Alchemyst brung him a weapon, a bat forged from her talent. It rolled near his feet and he picked it up to examine it. Spikes were a nice addition though unnecessary for his purposes. As he opened his mouth to greet his nearest acquaintance and introduce himself to her companion, the fume and light of a flare smoked at his feet. Attention drawn toward it and then its general direction, Pantheon turned. An army of Hounds, nothing new; so mundane, in fact, Pantheon initially hadn’t even made a move to confront them. Brazen though he was, the boy wasn’t going to leave Alchemyst nor her friend unguarded, he knew Alchemyst’s powers took time and were of no defense against a hail of bullets.
Lady Hex had mentioned requiring cover; unfortunately, a thick fog would not be enough to deter the marching squadron of terrorists, or so he was inclined to believe. It was not until Pantheon saw the effects of the red smog that he lifted an eyebrow, interest piqued. He would not
be getting on her bad side any time soon. She had dismantled many of the Hounds mechanisms including their guns in one fell swoop. It didn’t prevent a few of the silver bullets fired (while the ritual was occuring) to crush against Pantheon’s body and for him to stumble back, woozed by the disrupting enchantments of the projectiles.
By the time he gained his wit, Hex’s ritual had completed and its effects apparent. In those moments following his disorientation, Pantheon took himself and his handy new weapon toward the crowd of Hounds. Spikes dug into flesh and ripped skin from faces; metal banged against bone and one could hear the grinding of snapping ligaments. Loud pops from broken kneecaps and torn ACL’s. He made quick and light work of the platoon of men.
Lying before him were broken, useless, sprawled Hound bodies. A swathe of armored trucks rolled up, replacing the group of Hounds’ depleted numbers fast as he could whittle them down. Pantheon’s eyes dropped to the bat, then raised to the truck. The violence had become comical; he could not help but laugh at the absurdity of his own actions. These were peons. They did not deserve his energy; he was only here because of Charlie and the agreement he had struck with her to begin with. He tossed Charlie’s gift of destruction aside. Standing in front of the group of armored trucks, he sighed and then spoke,”I let one of you live before because the boy is courteous,
”Pantheon remarked as though the group of Hounds knew who he was referring to, ”but even he grows tired of this. Bore me further and I will assure none of you get a chance to suffer, I will kill you.”

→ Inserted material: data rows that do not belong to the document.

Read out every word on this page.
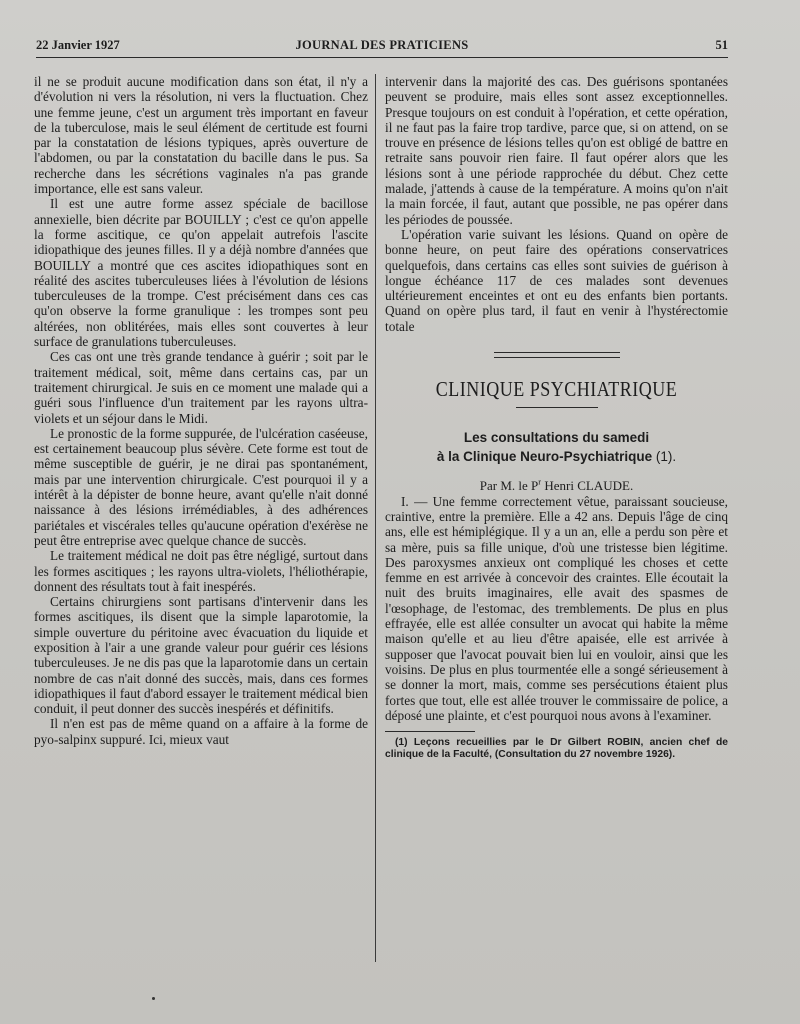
22 Janvier 1927	JOURNAL DES PRATICIENS	51

il ne se produit aucune modification dans son état, il n'y a d'évolution ni vers la résolution, ni vers la fluctuation. Chez une femme jeune, c'est un argument très important en faveur de la tuberculose, mais le seul élément de certitude est fourni par la constatation de lésions typiques, après ouverture de l'abdomen, ou par la constatation du bacille dans le pus. Sa recherche dans les sécrétions vaginales n'a pas grande importance, elle est sans valeur.

Il est une autre forme assez spéciale de bacillose annexielle, bien décrite par BOUILLY ; c'est ce qu'on appelle la forme ascitique, ce qu'on appelait autrefois l'ascite idiopathique des jeunes filles. Il y a déjà nombre d'années que BOUILLY a montré que ces ascites idiopathiques sont en réalité des ascites tuberculeuses liées à l'évolution de lésions tuberculeuses de la trompe. C'est précisément dans ces cas qu'on observe la forme granulique : les trompes sont peu altérées, non oblitérées, mais elles sont couvertes à leur surface de granulations tuberculeuses.

Ces cas ont une très grande tendance à guérir ; soit par le traitement médical, soit, même dans certains cas, par un traitement chirurgical. Je suis en ce moment une malade qui a guéri sous l'influence d'un traitement par les rayons ultra-violets et un séjour dans le Midi.

Le pronostic de la forme suppurée, de l'ulcération caséeuse, est certainement beaucoup plus sévère. Cete forme est tout de même susceptible de guérir, je ne dirai pas spontanément, mais par une intervention chirurgicale. C'est pourquoi il y a intérêt à la dépister de bonne heure, avant qu'elle n'ait donné naissance à des lésions irrémédiables, à des adhérences pariétales et viscérales telles qu'aucune opération d'exérèse ne peut être entreprise avec quelque chance de succès.

Le traitement médical ne doit pas être négligé, surtout dans les formes ascitiques ; les rayons ultra-violets, l'héliothérapie, donnent des résultats tout à fait inespérés.

Certains chirurgiens sont partisans d'intervenir dans les formes ascitiques, ils disent que la simple laparotomie, la simple ouverture du péritoine avec évacuation du liquide et exposition à l'air a une grande valeur pour guérir ces lésions tuberculeuses. Je ne dis pas que la laparotomie dans un certain nombre de cas n'ait donné des succès, mais, dans ces formes idiopathiques il faut d'abord essayer le traitement médical bien conduit, il peut donner des succès inespérés et définitifs.

Il n'en est pas de même quand on a affaire à la forme de pyo-salpinx suppuré. Ici, mieux vaut

intervenir dans la majorité des cas. Des guérisons spontanées peuvent se produire, mais elles sont assez exceptionnelles. Presque toujours on est conduit à l'opération, et cette opération, il ne faut pas la faire trop tardive, parce que, si on attend, on se trouve en présence de lésions telles qu'on est obligé de battre en retraite sans pouvoir rien faire. Il faut opérer alors que les lésions sont à une période rapprochée du début. Chez cette malade, j'attends à cause de la température. A moins qu'on n'ait la main forcée, il faut, autant que possible, ne pas opérer dans les périodes de poussée.

L'opération varie suivant les lésions. Quand on opère de bonne heure, on peut faire des opérations conservatrices quelquefois, dans certains cas elles sont suivies de guérison à longue échéance 117 de ces malades sont devenues ultérieurement enceintes et ont eu des enfants bien portants. Quand on opère plus tard, il faut en venir à l'hystérectomie totale

CLINIQUE PSYCHIATRIQUE
Les consultations du samedi
à la Clinique Neuro-Psychiatrique (1).
Par M. le $P^r$ Henri CLAUDE.

I. — Une femme correctement vêtue, paraissant soucieuse, craintive, entre la première. Elle a 42 ans. Depuis l'âge de cinq ans, elle est hémiplégique. Il y a un an, elle a perdu son père et sa mère, puis sa fille unique, d'où une tristesse bien légitime. Des paroxysmes anxieux ont compliqué les choses et cette femme en est arrivée à concevoir des craintes. Elle écoutait la nuit des bruits imaginaires, elle avait des spasmes de l'œsophage, de l'estomac, des tremblements. De plus en plus effrayée, elle est allée consulter un avocat qui habite la même maison qu'elle et au lieu d'être apaisée, elle est arrivée à supposer que l'avocat pouvait bien lui en vouloir, ainsi que les voisins. De plus en plus tourmentée elle a songé sérieusement à se donner la mort, mais, comme ses persécutions étaient plus fortes que tout, elle est allée trouver le commissaire de police, a déposé une plainte, et c'est pourquoi nous avons à l'examiner.

(1) Leçons recueillies par le Dr Gilbert ROBIN, ancien chef de clinique de la Faculté, (Consultation du 27 novembre 1926).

They had forfeited their right to live long ago far as Pantheon was concerned. A dissenting voice cut across his warning from behind, she called herself Blacklight. Pantheon turned to face her, behind him the armored Hound trucks climbed out, weapons pointed. She floated slightly above him, the cold of her wings chilled him briefly before becoming a heat; he admired the strange beauty of the scattered light.”Blacklight,”
he looked her up and down, palleted iris’ chaining finally to her face, ”I am Pantheon.”
always respectful of some
mortal customs, introduction was merely coded, polite showmanship and the antithesis of humility, as was Pantheon.”And this is not a courtroom, your charge is foolish. We have done far more here today than is within the right of any of your mortal laws. Do not lecture me, child.””Instead, be useful. Let us remove these fools from our presence.”